ROBERT HAWKER (1753-1827): When you hear these very plain words of God the Holy Ghost, concerning the person and coming of the Son of God, in substance of our flesh, and behold the whole body of scripture in both Testaments bearing testimony to the same; perhaps you are astonished how it is, that such men should arise, who deny Christ’s Godhead.
MATTHEW HENRY (1662-1714): Jesus Christ is to be confessed as the Son of God, the eternal life and Word, that was with the Father from the beginning; as the Son of God that came into, and came in, our human mortal nature, and therein suffered and died at Jerusalem―on the contrary, “Every spirit that confesseth not that Jesus Christ has come in the flesh is not of God,” 1 John 4:3.
C. H. SPURGEON: Consider, again, the incarnation of Christ, and you will rightly say, that His name deserveth to be called “Wonderful.” Oh! what is that I see? Oh! world of wonders, what is that I see? The Eternal of ages, whose hair is white like wool, as white as snow, becomes an infant. Can it be? Ye angels, are ye not astonished? He becomes an infant, hangs at a virgin’s breast, draws his nourishment from the breast of woman. Oh wonder of wonders!
AUGUSTINE (354-430): Man’s maker was made man, that He, Ruler of the stars, might nurse at His mother’s breast.
THOMAS WATSON (1620-1686): Behold here a sacred riddle or paradox—“God manifest in the flesh.” That man should be made in God’s image was a wonder, but that God should be made in man’s image is a greater wonder. That the Ancient of Days should be born, that He who thunders in the heavens should cry in the cradle; that He who rules the stars should suck the breast; that a virgin should conceive; that Christ should be made of a woman, and of that woman which He Himself made; that the branch should bear the vine; that the mother should be younger than the child she bare, and the child in the womb bigger than the mother; that the human nature should not be God, yet one with God—Christ taking flesh is a mystery we shall never fully understand till we come to heaven.
C. H. SPURGEON: It must ever remain to us the mystery of mysteries that God Himself was manifest in the flesh.

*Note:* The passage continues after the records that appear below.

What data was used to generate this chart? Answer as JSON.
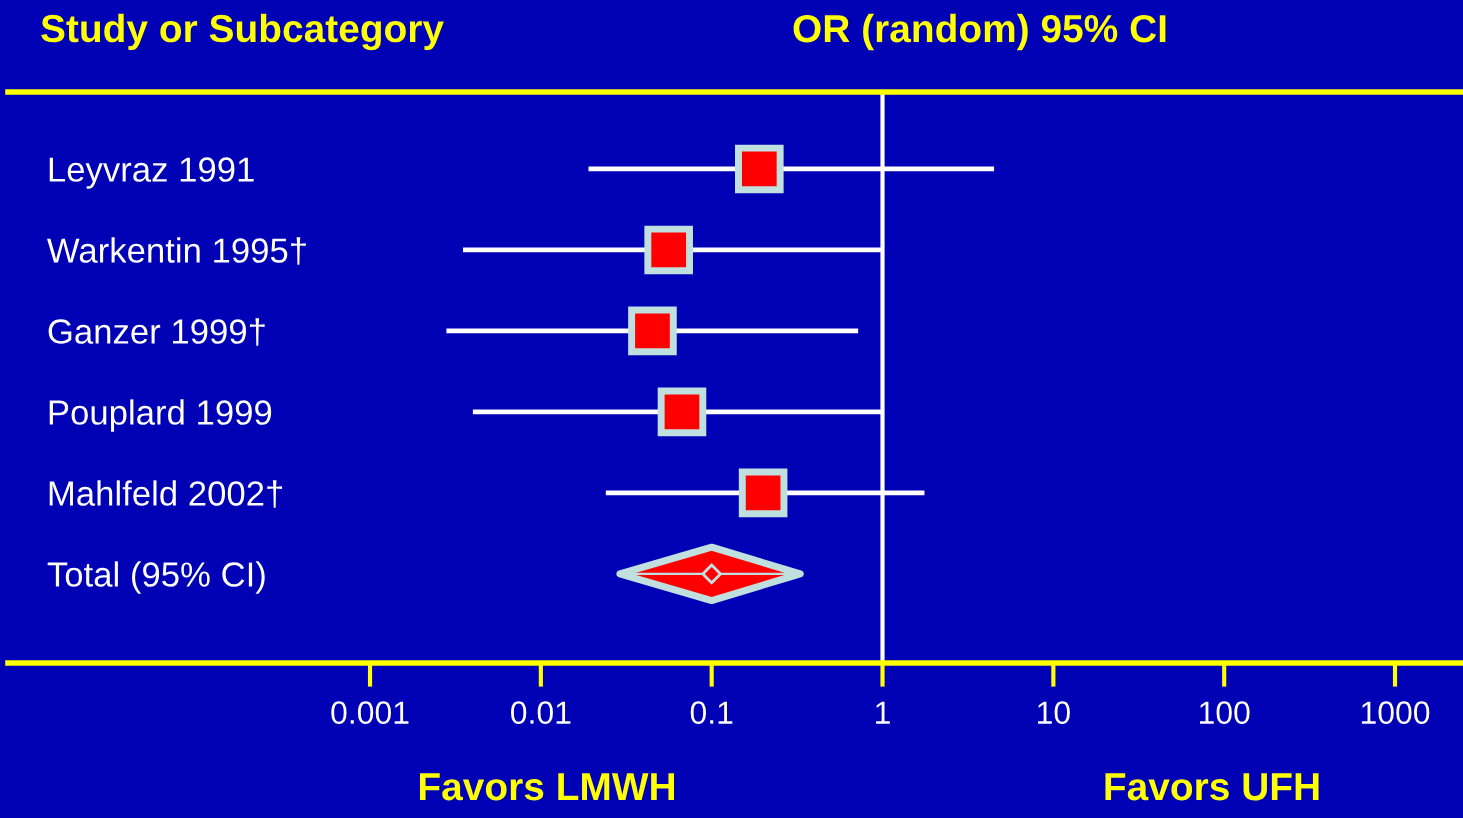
{
  "chart_data": {
    "type": "scatter",
    "orientation": "horizontal",
    "title": "Study or Subcategory",
    "annotations": [
      "OR (random) 95% CI",
      "Favors LMWH",
      "Favors UFH"
    ],
    "categories": [
      "Leyvraz 1991",
      "Warkentin 1995†",
      "Ganzer 1999†",
      "Pouplard 1999",
      "Mahlfeld 2002†",
      "Total (95% CI)"
    ],
    "series": [
      {
        "color": "#ff0000",
        "marker": "square",
        "values": [
          0.19,
          0.056,
          0.045,
          0.067,
          0.2,
          null
        ],
        "errors": [
          [
            0.019,
            4.5
          ],
          [
            0.0035,
            1.0
          ],
          [
            0.0028,
            0.72
          ],
          [
            0.004,
            1.0
          ],
          [
            0.024,
            1.76
          ],
          null
        ]
      },
      {
        "color": "#ff0000",
        "marker": "diamond",
        "values": [
          null,
          null,
          null,
          null,
          null,
          0.1
        ],
        "errors": [
          null,
          null,
          null,
          null,
          null,
          [
            0.029,
            0.33
          ]
        ]
      }
    ],
    "log": "x",
    "xlim": [
      7.6e-06,
      2500
    ],
    "xticks": [
      0.001,
      0.01,
      0.1,
      1,
      10,
      100,
      1000
    ],
    "ref_lines": [
      {
        "axis": "x",
        "value": 1,
        "color": "#ffffff"
      }
    ],
    "grid": false
  }
}
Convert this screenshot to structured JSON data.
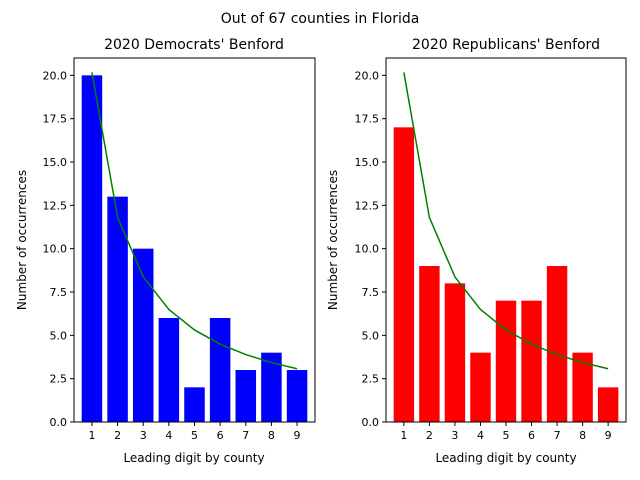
{
  "figure": {
    "suptitle": "Out of 67 counties in Florida"
  },
  "chart_data": [
    {
      "type": "bar",
      "title": "2020 Democrats' Benford",
      "xlabel": "Leading digit by county",
      "ylabel": "Number of occurrences",
      "categories": [
        "1",
        "2",
        "3",
        "4",
        "5",
        "6",
        "7",
        "8",
        "9"
      ],
      "values": [
        20,
        13,
        10,
        6,
        2,
        6,
        3,
        4,
        3
      ],
      "bar_color": "#0000ff",
      "expected_line": {
        "color": "#008000",
        "values": [
          20.17,
          11.8,
          8.37,
          6.49,
          5.31,
          4.49,
          3.89,
          3.43,
          3.07
        ]
      },
      "ylim": [
        0,
        21
      ],
      "yticks": [
        0.0,
        2.5,
        5.0,
        7.5,
        10.0,
        12.5,
        15.0,
        17.5,
        20.0
      ],
      "ytick_labels": [
        "0.0",
        "2.5",
        "5.0",
        "7.5",
        "10.0",
        "12.5",
        "15.0",
        "17.5",
        "20.0"
      ],
      "grid": false
    },
    {
      "type": "bar",
      "title": "2020 Republicans' Benford",
      "xlabel": "Leading digit by county",
      "ylabel": "Number of occurrences",
      "categories": [
        "1",
        "2",
        "3",
        "4",
        "5",
        "6",
        "7",
        "8",
        "9"
      ],
      "values": [
        17,
        9,
        8,
        4,
        7,
        7,
        9,
        4,
        2
      ],
      "bar_color": "#ff0000",
      "expected_line": {
        "color": "#008000",
        "values": [
          20.17,
          11.8,
          8.37,
          6.49,
          5.31,
          4.49,
          3.89,
          3.43,
          3.07
        ]
      },
      "ylim": [
        0,
        21
      ],
      "yticks": [
        0.0,
        2.5,
        5.0,
        7.5,
        10.0,
        12.5,
        15.0,
        17.5,
        20.0
      ],
      "ytick_labels": [
        "0.0",
        "2.5",
        "5.0",
        "7.5",
        "10.0",
        "12.5",
        "15.0",
        "17.5",
        "20.0"
      ],
      "grid": false
    }
  ]
}
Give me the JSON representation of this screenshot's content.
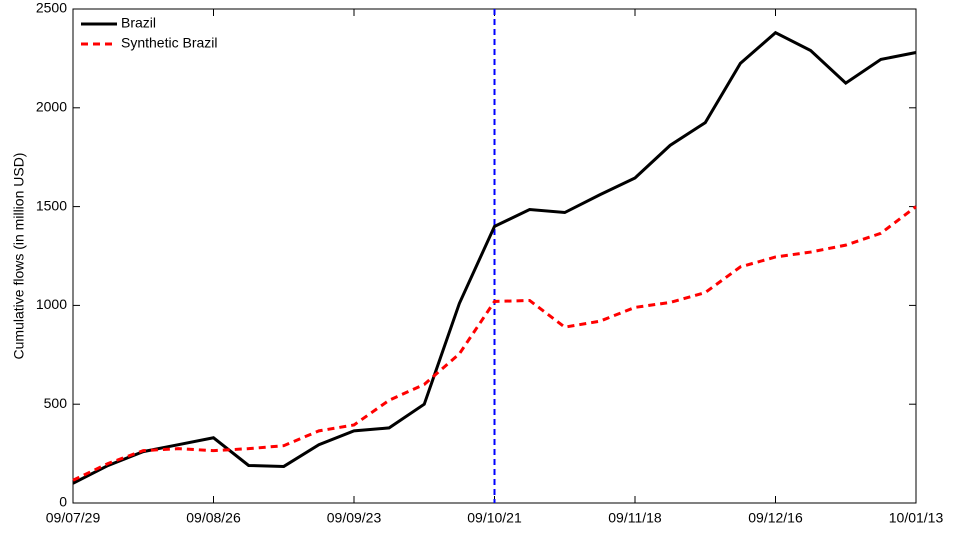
{
  "chart_data": {
    "type": "line",
    "ylabel": "Cumulative flows (in million USD)",
    "categories": [
      "09/07/29",
      null,
      null,
      null,
      "09/08/26",
      null,
      null,
      null,
      "09/09/23",
      null,
      null,
      null,
      "09/10/21",
      null,
      null,
      null,
      "09/11/18",
      null,
      null,
      null,
      "09/12/16",
      null,
      null,
      null,
      "10/01/13"
    ],
    "series": [
      {
        "name": "Brazil",
        "color": "#000000",
        "dash": "solid",
        "values": [
          100,
          190,
          260,
          295,
          330,
          190,
          185,
          295,
          365,
          380,
          500,
          1010,
          1400,
          1485,
          1470,
          1560,
          1645,
          1810,
          1925,
          2225,
          2380,
          2290,
          2125,
          2245,
          2280
        ]
      },
      {
        "name": "Synthetic Brazil",
        "color": "#ff0000",
        "dash": "dashed",
        "values": [
          115,
          200,
          265,
          275,
          265,
          275,
          290,
          365,
          395,
          520,
          600,
          755,
          1020,
          1025,
          890,
          920,
          990,
          1015,
          1065,
          1195,
          1245,
          1270,
          1305,
          1365,
          1500
        ]
      }
    ],
    "vline_index": 12,
    "vline_color": "#0000ff",
    "ylim": [
      0,
      2500
    ],
    "yticks": [
      0,
      500,
      1000,
      1500,
      2000,
      2500
    ],
    "grid": false,
    "legend": "upper-left"
  }
}
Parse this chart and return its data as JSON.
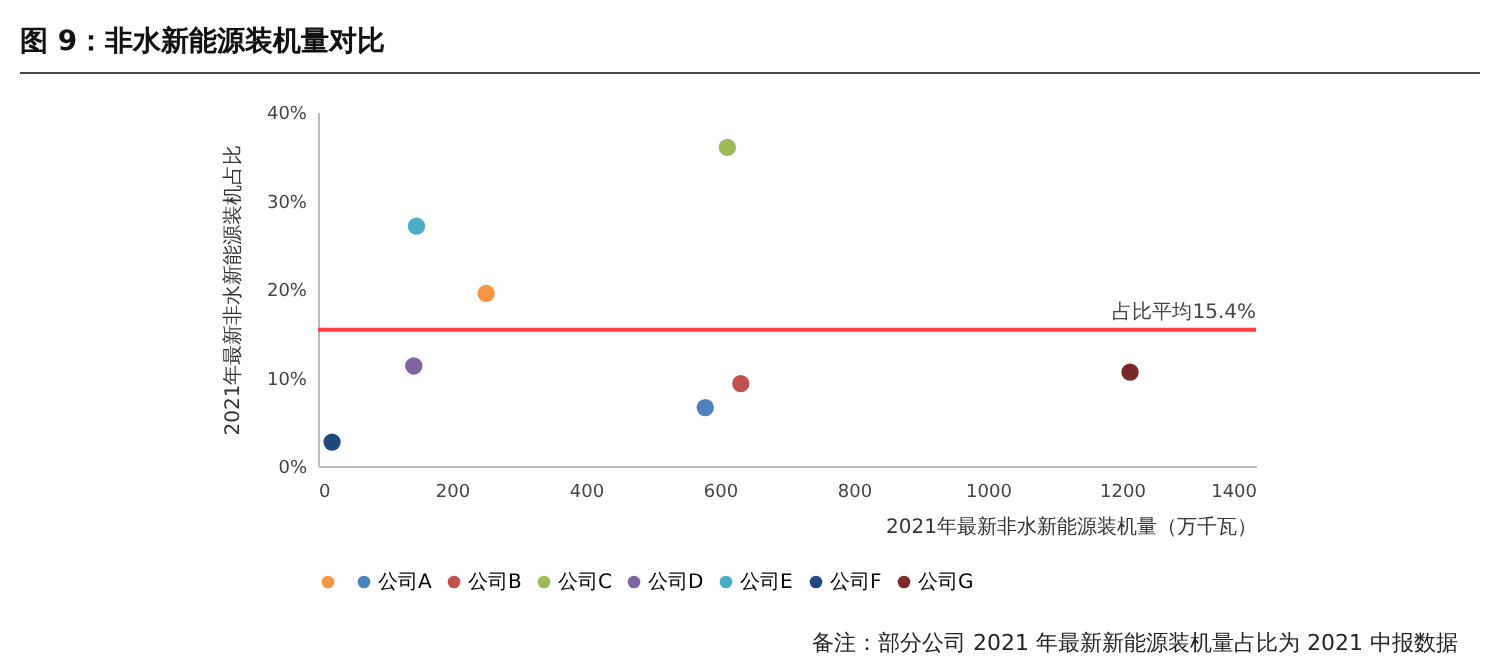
{
  "chart_data": {
    "type": "scatter",
    "title": "图 9：非水新能源装机量对比",
    "xlabel": "2021年最新非水新能源装机量（万千瓦）",
    "ylabel": "2021年最新非水新能源装机占比",
    "series": [
      {
        "name": null,
        "color": "#f79646",
        "x": [
          251
        ],
        "values": [
          19.5
        ]
      },
      {
        "name": "公司A",
        "color": "#4f81bd",
        "x": [
          578
        ],
        "values": [
          6.6
        ]
      },
      {
        "name": "公司B",
        "color": "#c0504d",
        "x": [
          631
        ],
        "values": [
          9.3
        ]
      },
      {
        "name": "公司C",
        "color": "#9bbb59",
        "x": [
          611
        ],
        "values": [
          36.0
        ]
      },
      {
        "name": "公司D",
        "color": "#8064a2",
        "x": [
          143
        ],
        "values": [
          11.3
        ]
      },
      {
        "name": "公司E",
        "color": "#4bacc6",
        "x": [
          147
        ],
        "values": [
          27.1
        ]
      },
      {
        "name": "公司F",
        "color": "#1f497d",
        "x": [
          21
        ],
        "values": [
          2.7
        ]
      },
      {
        "name": "公司G",
        "color": "#772c2a",
        "x": [
          1212
        ],
        "values": [
          10.6
        ]
      }
    ],
    "xlim": [
      0,
      1400
    ],
    "xticks": [
      0,
      200,
      400,
      600,
      800,
      1000,
      1200,
      1400
    ],
    "ylim": [
      0,
      40
    ],
    "yticks": [
      {
        "value": 0,
        "label": "0%"
      },
      {
        "value": 10,
        "label": "10%"
      },
      {
        "value": 20,
        "label": "20%"
      },
      {
        "value": 30,
        "label": "30%"
      },
      {
        "value": 40,
        "label": "40%"
      }
    ],
    "ref_lines": [
      {
        "axis": "y",
        "value": 15.4,
        "label": "占比平均15.4%",
        "color": "#ff3b3b"
      }
    ],
    "annotations": [
      "备注：部分公司 2021 年最新新能源装机量占比为 2021 中报数据"
    ],
    "marker": "circle",
    "grid": false,
    "legend": "bottom"
  }
}
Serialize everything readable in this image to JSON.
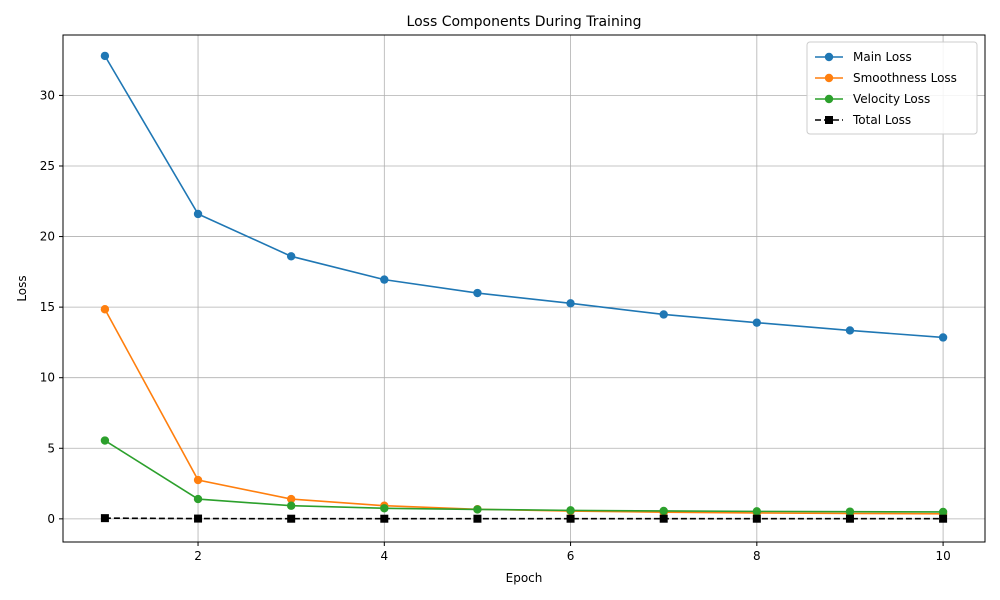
{
  "chart_data": {
    "type": "line",
    "title": "Loss Components During Training",
    "xlabel": "Epoch",
    "ylabel": "Loss",
    "xlim": [
      0.55,
      10.45
    ],
    "ylim": [
      -1.64,
      34.28
    ],
    "xticks": [
      2,
      4,
      6,
      8,
      10
    ],
    "yticks": [
      0,
      5,
      10,
      15,
      20,
      25,
      30
    ],
    "grid": true,
    "legend_position": "top-right",
    "x": [
      1,
      2,
      3,
      4,
      5,
      6,
      7,
      8,
      9,
      10
    ],
    "series": [
      {
        "name": "Main Loss",
        "color": "#1f77b4",
        "marker": "circle",
        "line_style": "solid",
        "values": [
          32.8,
          21.6,
          18.6,
          16.95,
          16.0,
          15.27,
          14.48,
          13.9,
          13.35,
          12.85
        ]
      },
      {
        "name": "Smoothness Loss",
        "color": "#ff7f0e",
        "marker": "circle",
        "line_style": "solid",
        "values": [
          14.85,
          2.75,
          1.4,
          0.93,
          0.68,
          0.55,
          0.47,
          0.42,
          0.38,
          0.36
        ]
      },
      {
        "name": "Velocity Loss",
        "color": "#2ca02c",
        "marker": "circle",
        "line_style": "solid",
        "values": [
          5.55,
          1.4,
          0.93,
          0.75,
          0.67,
          0.6,
          0.56,
          0.53,
          0.51,
          0.49
        ]
      },
      {
        "name": "Total Loss",
        "color": "#000000",
        "marker": "square",
        "line_style": "dashed",
        "values": [
          0.05,
          0.02,
          0.01,
          0.01,
          0.01,
          0.01,
          0.01,
          0.01,
          0.01,
          0.01
        ]
      }
    ]
  }
}
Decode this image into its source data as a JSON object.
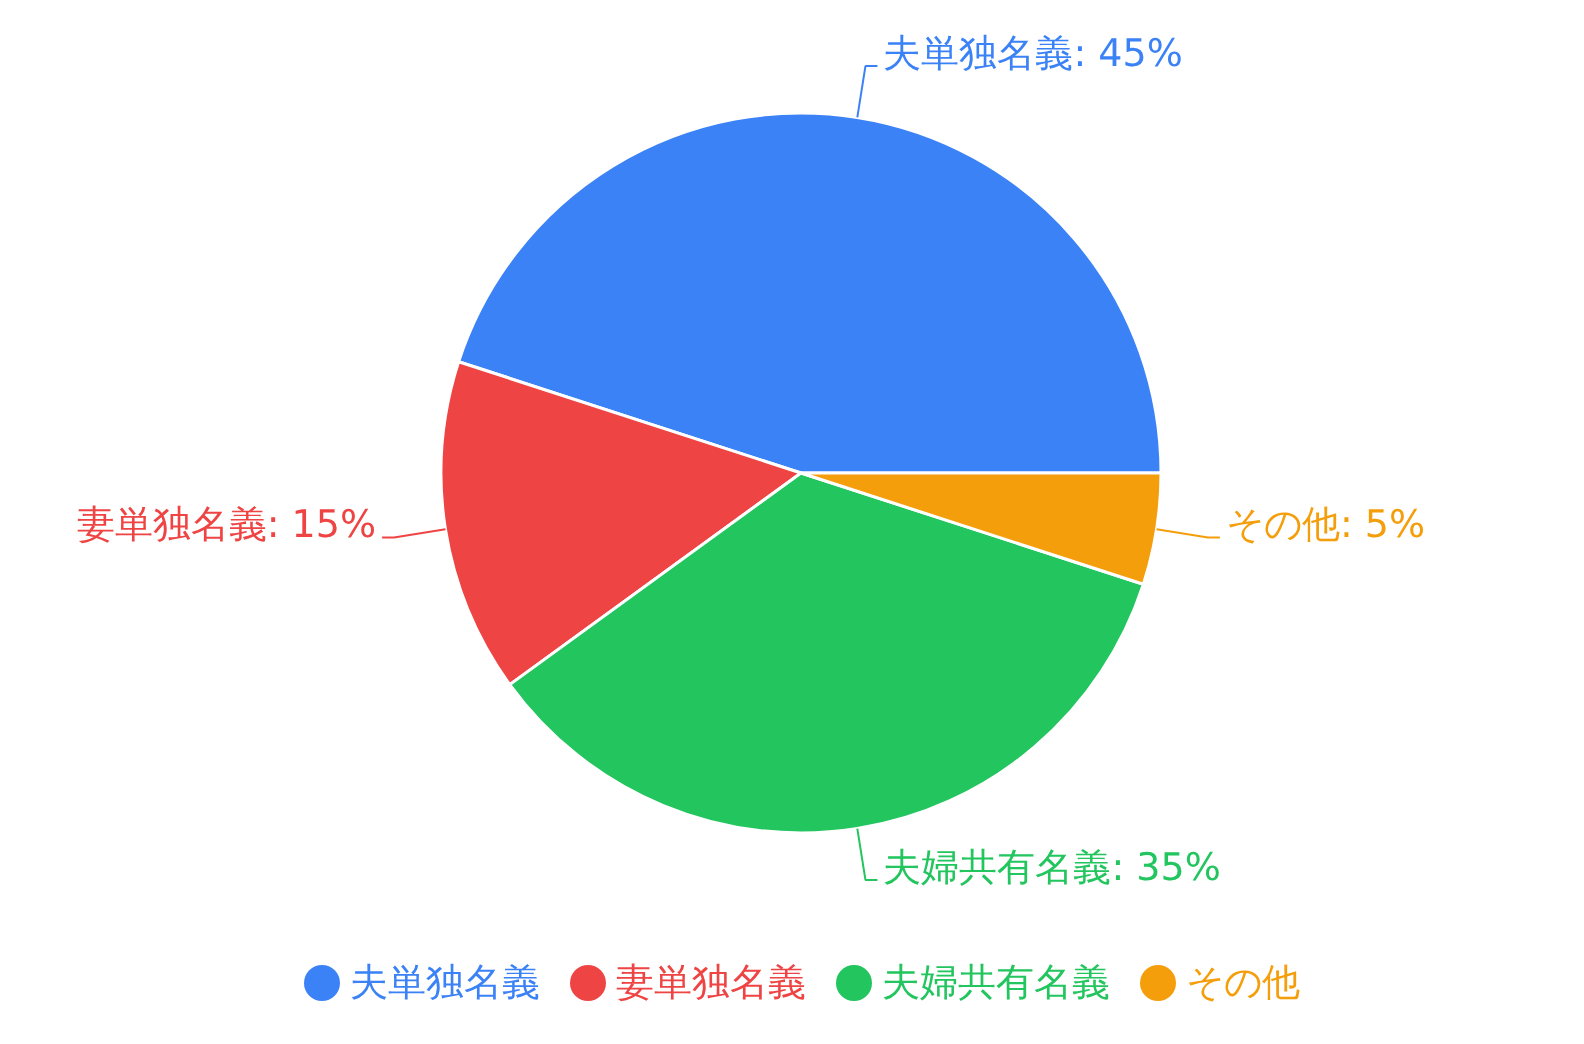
{
  "chart_data": {
    "type": "pie",
    "categories": [
      "夫単独名義",
      "妻単独名義",
      "夫婦共有名義",
      "その他"
    ],
    "values": [
      45,
      15,
      35,
      5
    ],
    "colors": [
      "#3b82f6",
      "#ef4444",
      "#22c55e",
      "#f59e0b"
    ],
    "value_labels": [
      "夫単独名義: 45%",
      "妻単独名義: 15%",
      "夫婦共有名義: 35%",
      "その他: 5%"
    ],
    "legend": "bottom"
  }
}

God the invisible was manifest; God the spiritual dwelt in mortal flesh; God the infinite, uncontained, boundless, was manifest in the flesh—if we desire to see God, we must see Him in Christ Jesus.
AUGUSTINE: The only Son of God became the Son of man, that He might make us sons of God.
THOMAS WATSON: He was born of a virgin that we might be born of God. He took our flesh, that He might give us His Spirit. He lay in the manger, that we may lie in paradise. He came down from heaven, that He might bring us to heaven.
C. H. SPURGEON: Man may go up to God, now that God has come down to man.
MARTYN LLOYD-JONES (1899-1981): This is the meaning of Christmas. Oh, the glory and the wonder of it all!